23-Jähriger schlug Bekanntem mit der Faust ins Gesicht
Wolfenbüttel Wegen Körperverletzung musste sich am Donnerstag ein 23-jähriger Wolfenbütteler bereits zum zweiten Mal vor dem Amtsgericht verantworten.
Im ersten Verfahren war er zu einer Geldstrafe verurteilt worden. Nur: Die geforderten 300 Euro zahlte er nicht. Gestern wurde die Verhandlung deshalb noch einmal neu aufgerollt. Am Ende stand eine dreimonatige Freiheitsstrafe, die zu zwei Jahren Bewährung ausgesetzt wurde.
Der Vorfall hatte sich im Juli vergangenen Jahres ereignet. Der Angeklagte traf an der Großen Kirchstraße im Beisein seiner damaligen Freundin auf einen jungen Mann. Dieser soll dafür verantwortlich gewesen sein, dass eine Bekannte des Paares drogensüchtig wurde. Nach einer Schubserei habe der Mann plötzlich in seine Tasche gegriffen. „Ich dachte, er holt jetzt ein Messer raus“, sagte der Angeklagte. Aus Furcht vor einer schweren Verletzung habe er den Moment genutzt und das Opfer mit einer Faust ins Gesicht geschlagen.

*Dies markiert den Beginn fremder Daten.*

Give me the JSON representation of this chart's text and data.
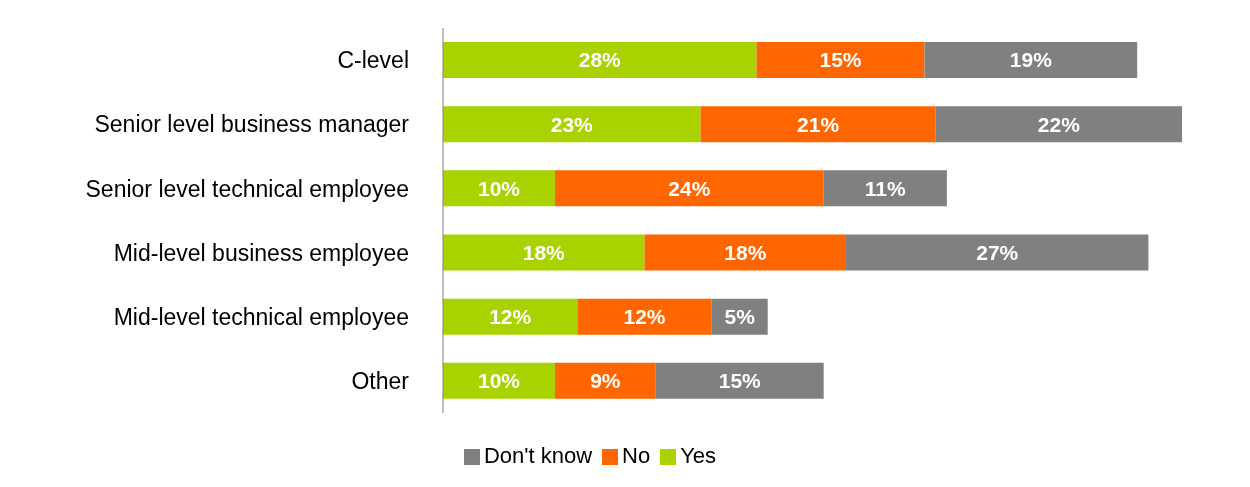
{
  "chart_data": {
    "type": "bar",
    "orientation": "horizontal",
    "stacked": true,
    "legend": "bottom",
    "grid": false,
    "categories": [
      "C-level",
      "Senior level business manager",
      "Senior level technical employee",
      "Mid-level business employee",
      "Mid-level technical employee",
      "Other"
    ],
    "series": [
      {
        "name": "Yes",
        "color": "#a9d300",
        "values": [
          28,
          23,
          10,
          18,
          12,
          10
        ],
        "value_labels": [
          "28%",
          "23%",
          "10%",
          "18%",
          "12%",
          "10%"
        ]
      },
      {
        "name": "No",
        "color": "#ff6600",
        "values": [
          15,
          21,
          24,
          18,
          12,
          9
        ],
        "value_labels": [
          "15%",
          "21%",
          "24%",
          "18%",
          "12%",
          "9%"
        ]
      },
      {
        "name": "Don't know",
        "color": "#808080",
        "values": [
          19,
          22,
          11,
          27,
          5,
          15
        ],
        "value_labels": [
          "19%",
          "22%",
          "11%",
          "27%",
          "5%",
          "15%"
        ]
      }
    ]
  }
}
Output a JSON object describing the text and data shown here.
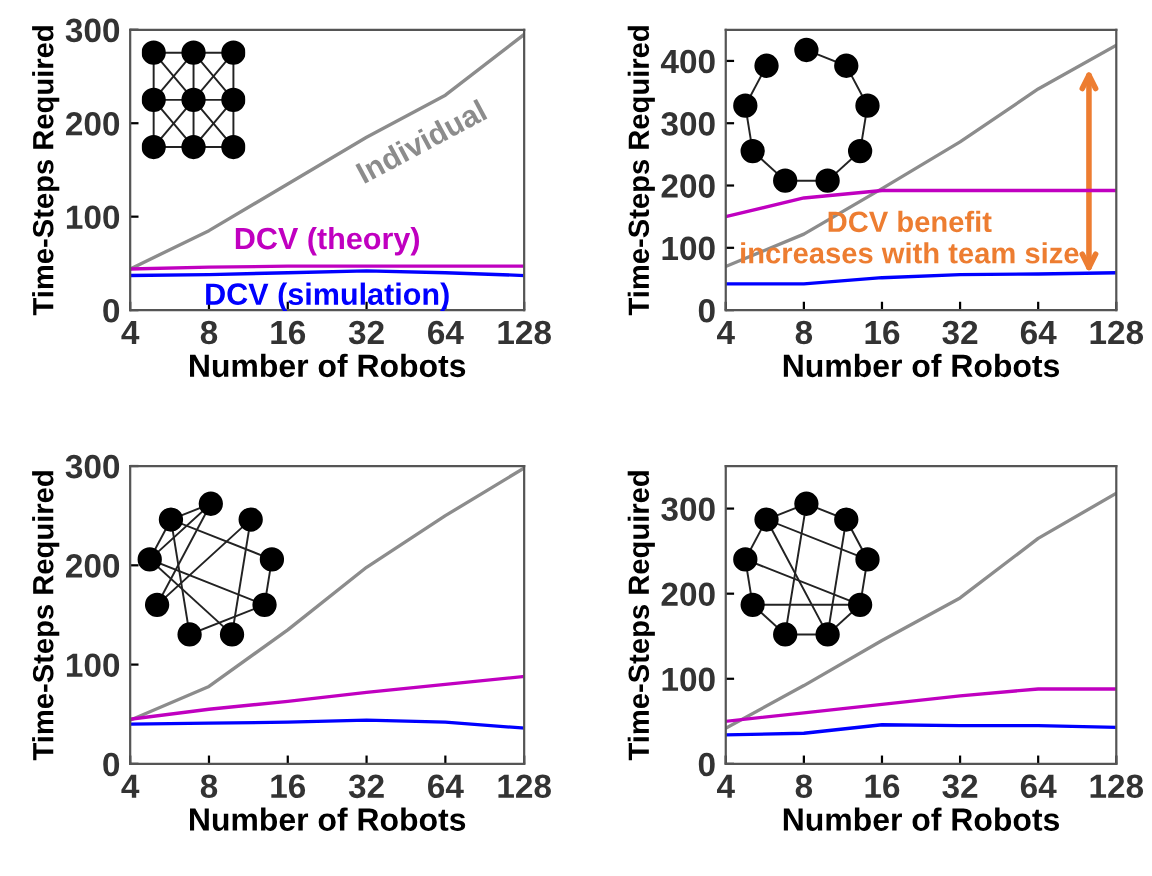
{
  "chart_data": [
    {
      "type": "line",
      "xlabel": "Number of Robots",
      "ylabel": "Time-Steps Required",
      "x": [
        4,
        8,
        16,
        32,
        64,
        128
      ],
      "log": "x",
      "xlim": [
        4,
        128
      ],
      "xticks": [
        4,
        8,
        16,
        32,
        64,
        128
      ],
      "ylim": [
        0,
        300
      ],
      "yticks": [
        0,
        100,
        200,
        300
      ],
      "grid": false,
      "legend": false,
      "series": [
        {
          "name": "Individual",
          "color": "#8c8c8c",
          "values": [
            44,
            85,
            135,
            185,
            230,
            295
          ]
        },
        {
          "name": "DCV (theory)",
          "color": "#c000c0",
          "values": [
            44,
            46,
            47,
            47,
            47,
            47
          ]
        },
        {
          "name": "DCV (simulation)",
          "color": "#0000ff",
          "values": [
            37,
            38,
            40,
            42,
            40,
            37
          ]
        }
      ]
    },
    {
      "type": "line",
      "xlabel": "Number of Robots",
      "ylabel": "Time-Steps Required",
      "x": [
        4,
        8,
        16,
        32,
        64,
        128
      ],
      "log": "x",
      "xlim": [
        4,
        128
      ],
      "xticks": [
        4,
        8,
        16,
        32,
        64,
        128
      ],
      "ylim": [
        0,
        450
      ],
      "yticks": [
        0,
        100,
        200,
        300,
        400
      ],
      "grid": false,
      "legend": false,
      "annotations": [
        "DCV benefit\nincreases with team size"
      ],
      "series": [
        {
          "color": "#8c8c8c",
          "values": [
            70,
            122,
            195,
            270,
            355,
            425
          ]
        },
        {
          "color": "#c000c0",
          "values": [
            150,
            180,
            192,
            192,
            192,
            192
          ]
        },
        {
          "color": "#0000ff",
          "values": [
            42,
            42,
            52,
            57,
            58,
            60
          ]
        }
      ]
    },
    {
      "type": "line",
      "xlabel": "Number of Robots",
      "ylabel": "Time-Steps Required",
      "x": [
        4,
        8,
        16,
        32,
        64,
        128
      ],
      "log": "x",
      "xlim": [
        4,
        128
      ],
      "xticks": [
        4,
        8,
        16,
        32,
        64,
        128
      ],
      "ylim": [
        0,
        300
      ],
      "yticks": [
        0,
        100,
        200,
        300
      ],
      "grid": false,
      "legend": false,
      "series": [
        {
          "color": "#8c8c8c",
          "values": [
            44,
            78,
            135,
            198,
            250,
            298
          ]
        },
        {
          "color": "#c000c0",
          "values": [
            45,
            55,
            63,
            72,
            80,
            88
          ]
        },
        {
          "color": "#0000ff",
          "values": [
            40,
            41,
            42,
            44,
            42,
            36
          ]
        }
      ]
    },
    {
      "type": "line",
      "xlabel": "Number of Robots",
      "ylabel": "Time-Steps Required",
      "x": [
        4,
        8,
        16,
        32,
        64,
        128
      ],
      "log": "x",
      "xlim": [
        4,
        128
      ],
      "xticks": [
        4,
        8,
        16,
        32,
        64,
        128
      ],
      "ylim": [
        0,
        350
      ],
      "yticks": [
        0,
        100,
        200,
        300
      ],
      "grid": false,
      "legend": false,
      "series": [
        {
          "color": "#8c8c8c",
          "values": [
            42,
            92,
            145,
            195,
            265,
            318
          ]
        },
        {
          "color": "#c000c0",
          "values": [
            50,
            60,
            70,
            80,
            88,
            88
          ]
        },
        {
          "color": "#0000ff",
          "values": [
            34,
            36,
            46,
            45,
            45,
            43
          ]
        }
      ]
    }
  ]
}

Ob der Beschuldigte den Mann auch mit Fußtritten an den Kopf malträtierte oder mit dem Knie, blieb zunächst ungeklärt. Auf eine Befragung des Zeugen hatte das Gericht verzichtet, da sich der Angeklagte geständig zeigte. Der Richter trug aus den Akten vor, dass sich das Opfer im ersten Verfahren nicht sicher war, ob tatsächlich Tritte mit dem Fuß erfolgten. Der Beschuldigte bestritt dies. Das Gericht schenkte ihm Glauben und ließ den Vorwurf der gefährlichen Körperverletzung deshalb fallen.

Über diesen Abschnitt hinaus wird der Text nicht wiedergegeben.